The 2011 PNW Drupal Summit is over and I thought I might mention some highlights. My wife and two month old son came along to spend the weekend seeing the sights in Portland, so given that this was the first road trip with our first child, the complete absence of catastrophe was certainly the highest of the highlights. As for the conference itself there were many others, of which I will mention a few.
Two sessions that really stood out were presented by some folks from ImageX Media up in BC. Vanessa Turke presented Developing Information Architecture with Non-Technical Stakeholders and Glenn Hilton presented How to Recruit and Retain Top Talent. Both presentations were extremely well organized, informative, and, importantly, relevant to the projects I am working on for my clients right now. It's great hearing from really sharp folks who are doing things right and are willing to share what they have learned.
Mark Sonnabaum's presentation on XHProf has added another tool to my kit. A powerful and (relatively) simple way to debug performance issues - I should have been using this a long time ago.
Another super relevant session was Stein Setvik's discussion of the Search API in Drupal 7. I have a Drupal 6 to 7 migration project coming in the near future which involves the Apache Solr integration module. That module exists and is being actively developed for Drupal 7, but the relationship of that to Search API (there is none) wasn't previously clear to me, nor was I clear on the best choice between those two solutions. I feel fairly confident now that the Search API is the best way to go for this project at this time, and likely for any project at sometime in the future as it matures.
The Media module session by Dave Reid was another great disambiguation session. Media has been evolving pretty rapidly. It's been hard to keep up from one release to the next with what the current crop of dependencies are (file entity, styles), what the recommended field types should be (media field / file field), etc. Dave walked through the history of the module in Dickensian fashion, detailing the past, present, and projected future, giving me a lot more confidence that I am and will be deploying the best configurations of Media for clients going forward.
Josh Koenig's Drupal Scalability and Performance talk was notable for several reasons. His speaking is animated and colorful, he know's his shit (and that is how he might say it - see the previous item about his speaking being colorful), and the Pantheon sales pitch that inevitably found its way into the talk is really compelling. As a developer, server administration is something I do because I have to, because my applications won't run if they don't have a server to run on, and more commonly, they may run poorly if I leave server administration to my clients or to whoever they might hire to do it for them. The promise of something like Pantheon is that I won't have to worry about that. I could spin up a server in minutes that has been configured by someone even better at that than I am, which means I can spend more time on development. Of course Pantheon is still in a closed beta and pricing isn't yet clear, but assuming that is reasonable it may become my go to Drupal server platform.
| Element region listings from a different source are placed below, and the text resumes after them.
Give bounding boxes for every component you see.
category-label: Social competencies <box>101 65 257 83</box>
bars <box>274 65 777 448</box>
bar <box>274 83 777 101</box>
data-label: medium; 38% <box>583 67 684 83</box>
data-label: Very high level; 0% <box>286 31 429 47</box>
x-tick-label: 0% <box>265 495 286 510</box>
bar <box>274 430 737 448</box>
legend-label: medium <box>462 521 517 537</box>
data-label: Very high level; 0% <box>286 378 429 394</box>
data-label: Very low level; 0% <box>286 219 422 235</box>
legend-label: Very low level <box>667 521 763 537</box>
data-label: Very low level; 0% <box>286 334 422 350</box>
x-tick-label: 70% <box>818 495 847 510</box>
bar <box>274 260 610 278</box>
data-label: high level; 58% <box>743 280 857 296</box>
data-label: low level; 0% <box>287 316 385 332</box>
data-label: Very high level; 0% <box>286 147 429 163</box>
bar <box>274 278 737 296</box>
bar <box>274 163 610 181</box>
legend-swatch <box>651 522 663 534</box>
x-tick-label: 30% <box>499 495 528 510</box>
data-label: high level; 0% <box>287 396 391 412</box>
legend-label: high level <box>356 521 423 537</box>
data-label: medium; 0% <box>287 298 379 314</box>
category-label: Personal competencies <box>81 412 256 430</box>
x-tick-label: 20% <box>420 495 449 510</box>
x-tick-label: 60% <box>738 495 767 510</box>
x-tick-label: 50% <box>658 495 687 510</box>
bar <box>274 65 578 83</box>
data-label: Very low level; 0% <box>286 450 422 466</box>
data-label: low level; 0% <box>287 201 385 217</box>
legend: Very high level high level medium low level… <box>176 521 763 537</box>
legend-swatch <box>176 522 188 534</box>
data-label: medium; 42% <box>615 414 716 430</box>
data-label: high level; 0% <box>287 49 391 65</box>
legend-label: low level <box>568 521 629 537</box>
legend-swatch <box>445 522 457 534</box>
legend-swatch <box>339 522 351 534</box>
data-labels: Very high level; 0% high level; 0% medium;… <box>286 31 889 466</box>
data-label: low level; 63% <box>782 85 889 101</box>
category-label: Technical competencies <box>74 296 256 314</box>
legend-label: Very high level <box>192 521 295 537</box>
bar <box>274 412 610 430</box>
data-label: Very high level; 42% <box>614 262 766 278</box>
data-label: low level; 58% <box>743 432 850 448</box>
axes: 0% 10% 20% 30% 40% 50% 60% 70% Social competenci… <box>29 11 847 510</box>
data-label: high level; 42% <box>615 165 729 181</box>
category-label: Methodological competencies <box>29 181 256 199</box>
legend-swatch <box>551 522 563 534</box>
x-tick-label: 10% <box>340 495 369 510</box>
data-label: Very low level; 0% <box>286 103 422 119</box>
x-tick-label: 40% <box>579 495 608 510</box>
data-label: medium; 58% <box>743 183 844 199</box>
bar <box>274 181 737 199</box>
And I should probably mention one final highlight: the bottle openers. These were given to attendees at registration along with a t-shirt and badge. It took me a bit to figure out what they were. They are constructed of a bicycle chain attached to a piece of a gear. In the picture it looks like a bottle opener, but that is due to my careful arrangement of the chain. When the chain lies loose these appear to more closely resemble improvised prison weapons, which seemed a poorly considered choice for Drupal summit schwag. But a bike part bottle opener certainly makes sense with bicycling and beer being notable elements of Pacific Northwest culture. So thank you Drupal Summit organizers!